I’m developing a small app in my free time using nodejs and express, while trying out Auth0 as a way to outsource the authentication layer nicely. One problem I face though is as I want to test out my API, which I now typically do via Insomnia (great tool btw), I couldn’t get a long lasting token to test the with.
So I figured out a quick dirty trick to fix this. Jumping through the calls through different node packages for
JWT (express-jwt
-> jsonwebtoken
); I found a clockTimeStamp
option.
clockTimestamp: the time in seconds that should be used as the current time for all necessary comparisons.
Simply set the clockTimeStamp
value to some small non-zero integer. This will fake the time
for the expiry check to think that it’s sometime at the beginning of probably unix time or something.

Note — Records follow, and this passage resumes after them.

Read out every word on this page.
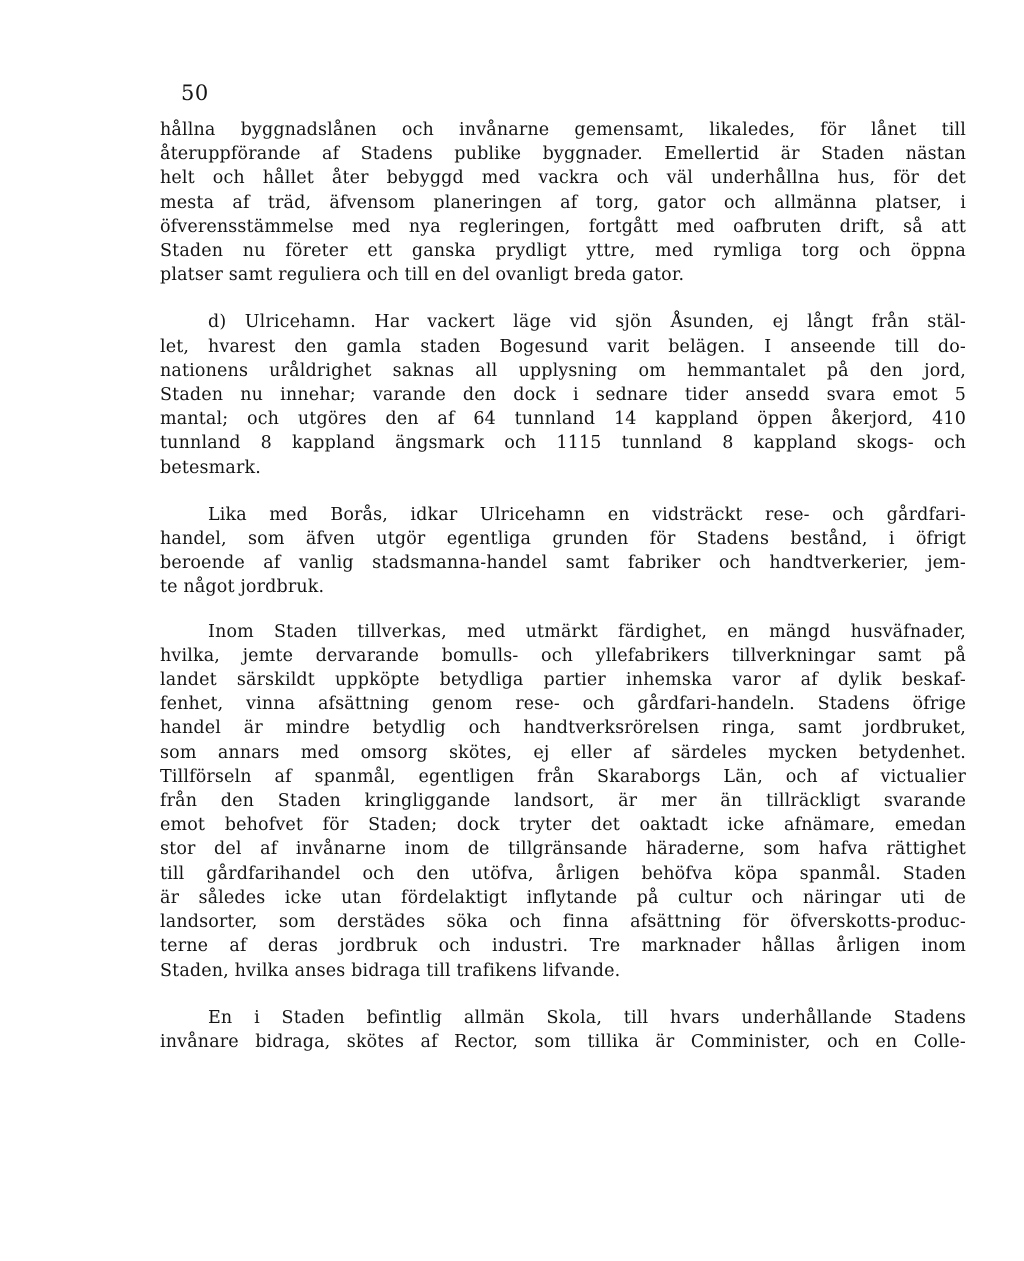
50
hållna byggnadslånen och invånarne gemensamt, likaledes, för lånet till
återuppförande af Stadens publike byggnader. Emellertid är Staden nästan
helt och hållet åter bebyggd med vackra och väl underhållna hus, för det
mesta af träd, äfvensom planeringen af torg, gator och allmänna platser, i
öfverensstämmelse med nya regleringen, fortgått med oafbruten drift, så att
Staden nu företer ett ganska prydligt yttre, med rymliga torg och öppna
platser samt reguliera och till en del ovanligt breda gator.
d) Ulricehamn. Har vackert läge vid sjön Åsunden, ej långt från stäl-
let, hvarest den gamla staden Bogesund varit belägen. I anseende till do-
nationens uråldrighet saknas all upplysning om hemmantalet på den jord,
Staden nu innehar; varande den dock i sednare tider ansedd svara emot 5
mantal; och utgöres den af 64 tunnland 14 kappland öppen åkerjord, 410
tunnland 8 kappland ängsmark och 1115 tunnland 8 kappland skogs- och
betesmark.
Lika med Borås, idkar Ulricehamn en vidsträckt rese- och gårdfari-
handel, som äfven utgör egentliga grunden för Stadens bestånd, i öfrigt
beroende af vanlig stadsmanna-handel samt fabriker och handtverkerier, jem-
te något jordbruk.
Inom Staden tillverkas, med utmärkt färdighet, en mängd husväfnader,
hvilka, jemte dervarande bomulls- och yllefabrikers tillverkningar samt på
landet särskildt uppköpte betydliga partier inhemska varor af dylik beskaf-
fenhet, vinna afsättning genom rese- och gårdfari-handeln. Stadens öfrige
handel är mindre betydlig och handtverksrörelsen ringa, samt jordbruket,
som annars med omsorg skötes, ej eller af särdeles mycken betydenhet.
Tillförseln af spanmål, egentligen från Skaraborgs Län, och af victualier
från den Staden kringliggande landsort, är mer än tillräckligt svarande
emot behofvet för Staden; dock tryter det oaktadt icke afnämare, emedan
stor del af invånarne inom de tillgränsande häraderne, som hafva rättighet
till gårdfarihandel och den utöfva, årligen behöfva köpa spanmål. Staden
är således icke utan fördelaktigt inflytande på cultur och näringar uti de
landsorter, som derstädes söka och finna afsättning för öfverskotts-produc-
terne af deras jordbruk och industri. Tre marknader hållas årligen inom
Staden, hvilka anses bidraga till trafikens lifvande.
En i Staden befintlig allmän Skola, till hvars underhållande Stadens
invånare bidraga, skötes af Rector, som tillika är Comminister, och en Colle-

Some example code / barebones app:
const express = require("express");
const jwt = require("express-jwt");
const jwks = require("jwks-rsa");
require("dotenv").config();
const app = express();
const jwtOptions = {
secret: jwks.expressJwtSecret({
cache: true,
rateLimit: true,
jwksRequestsPerMinute: 5,
jwksUri: "https://some-domain.auth0.com/.well-known/jwks.json",
}),
audience: "http://localhost:3000/api/",
issuer: "https://some-domain.auth0.com/",
algorithms: ["RS256"],
};
// This effectively disables the expiry check
if (process.env["DISABLE_JWT_EXPIRY"]) {
console.log("WARNING: set clockTimeStamp to 0");
jwtOptions.clockTimestamp = 1;
}
let jwtCheck = jwt(jwtOptions);
app.use(express.json());
app.use(jwtCheck);
app.get("/userinfo", (req, res) => {
res.json(req.user);
});
console.log("Starting on port 4000");
app.listen(4000);
Running it locally now with the DISABLE_JWT_EXPIRY
environment variable set I can
skip having to get a fresh token. Another alternative would ofc be to just use
a different JWT setup for local development, but eh… too lazy :)
Of course, don’t use this anywhere outside local development.